Erkin Koray: Elektronik Türküler / Arap Saçı

Erkin Koray
Elektronik Türküler / Arap Saçı
Pharaway
2013-01-29

I was so-so about Erkin Koray months ago when I listened to an album of his outtakes and rarities, but now that I’ve heard a 24-track set of his less-rare singles on Arap Saçı I have seen the light, and Elektronik Türküler seals it: the man was a stunner. The involvement with musicians from Bunalim clarifies itself — that garage spit and kick, the incorporation of Turkish traditional music into the rip of electric guitar/saz as if the combination is absolutely unconscious, natural, and necessary. There’s a reminder of the nation’s physical closeness to Greece in the circle dance of “Şişkin”, and in the authoritative melancholy that in the other country produces rebetika.
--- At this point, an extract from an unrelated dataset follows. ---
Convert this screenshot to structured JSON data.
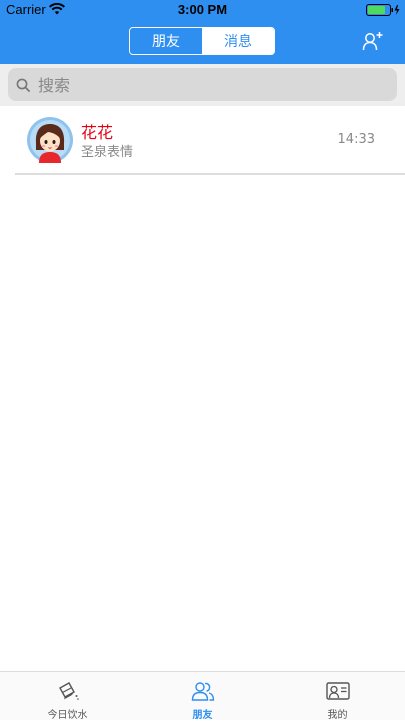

Reminders of Led Zeppelin too; the borderland of blues rock, a mooning hum. They shared an era. But a gentler vibe in Koray, a love of crooning (“Hop Hop Gelsin”). Elektronik Türküler was the moment when he finally managed to get off singles and onto his own LP, whereupon he conceived something long, patient, coherent, loosed from those brash solitary songs though still working with the same ideas, the instruments echoing and sirening until they slip like waves into the nine-minute “Türkü”, his drugged vocals moaning while the sharp reed kicks and tortures him, the lyrics devolving with agitation until he’s quipping dementedly, “Lah! lah! lah!” and the old dance twists like knotted rope.